37.Bölüm/ Part 1 "Okul Zamanı"
Bölüm Şarkısı: Koray Avcı - Hoşgeldin
İyı okumalar!
---1 HAFRA SONRA (ARMİNA'DAN)
"Hayır bende geleceğim!"
"Armina! Gelmeyeceksin!"
"Eeeh yeter be!"
Gizem'in bağırması ile Çağlayan ile birlikte sert bakışlarla Gizem'e dönerken, o koltuktan kalkmış bize bağırmaya devam ediyordu.
"Çağlayan, Armi'nin doktoruna mail attım ve doktor okula gitmesine izin verdi. Sadece kendjni yormasın yeter dedi! Yani bu kavganıza bir son verebilirsiniz!"
Çağlayan çatık kaşlarıyla bana dönerken ben ise 'Zafer Benimdir!' Bakışlarımı ona yollayıp kollarımı goğsümde birleştirmiştim.
"Bir şartla o okula geleceksin!"
Heyecanla "Ne?" Dedim.
"Benim yanımdan benden habersiz 1 saniye ayrılırsan o okulu başına yıkarım!"
Ufak bir zafer çığlığı atıp kendimi Çağlayan'ın kollarında buldum.
"Teşekür ederiiim. Teşekür ederiiiim!"
Çağlayan kibarca beni kendisinden ayırdıktan sonra "Hadi hazırlan 1 saatimiz kaldı" dedi.

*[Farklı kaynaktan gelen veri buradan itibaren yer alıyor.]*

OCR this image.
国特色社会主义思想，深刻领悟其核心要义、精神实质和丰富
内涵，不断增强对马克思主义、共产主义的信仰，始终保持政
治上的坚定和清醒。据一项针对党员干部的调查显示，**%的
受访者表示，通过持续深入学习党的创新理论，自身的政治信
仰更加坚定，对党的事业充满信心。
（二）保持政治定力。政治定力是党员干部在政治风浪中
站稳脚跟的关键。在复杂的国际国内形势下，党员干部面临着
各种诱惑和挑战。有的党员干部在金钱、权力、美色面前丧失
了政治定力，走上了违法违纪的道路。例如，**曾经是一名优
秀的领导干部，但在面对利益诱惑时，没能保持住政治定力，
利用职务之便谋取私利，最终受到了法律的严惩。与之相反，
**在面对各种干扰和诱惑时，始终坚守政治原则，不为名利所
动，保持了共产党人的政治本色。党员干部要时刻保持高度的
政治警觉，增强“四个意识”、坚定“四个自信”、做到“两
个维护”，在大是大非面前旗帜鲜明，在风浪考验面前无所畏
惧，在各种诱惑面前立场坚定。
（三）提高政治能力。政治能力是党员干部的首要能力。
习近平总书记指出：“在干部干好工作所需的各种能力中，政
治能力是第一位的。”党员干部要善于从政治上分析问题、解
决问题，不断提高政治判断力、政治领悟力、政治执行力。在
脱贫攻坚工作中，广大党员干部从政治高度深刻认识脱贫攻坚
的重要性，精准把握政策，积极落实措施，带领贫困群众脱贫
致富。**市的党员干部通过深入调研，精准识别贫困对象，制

"Tamamdır. Kahvaltı hazır olsun ben geliyorum."
Merdivenlerden koşarak çıkıp odama girdim.
Üstüme gömlek ve pantolon giydikten sonra, convers giydim ve saçlarımı tarayıp odamdan çıktım.
Kahvaltı yaptıktan sonra Çağlayan ile ben evden çıktık.
Gizem'in öğleden sonra dersi vardı.
Arabaya bindik ve hemencecik arabayı park edip kampüse girdik.
Üniversitemin son senesiydi ve çok heyecanlıydım. Üniversite bittikten sonra nasıl bir meslekle devam edeceğim bilmiyorum ama her şeyin çok iyi olmasını istiyorum.
En azından şu kafamdaki varlık yok olsun..
Amfiye girdik ve Çağlayan ile el ele sıralara oturduk.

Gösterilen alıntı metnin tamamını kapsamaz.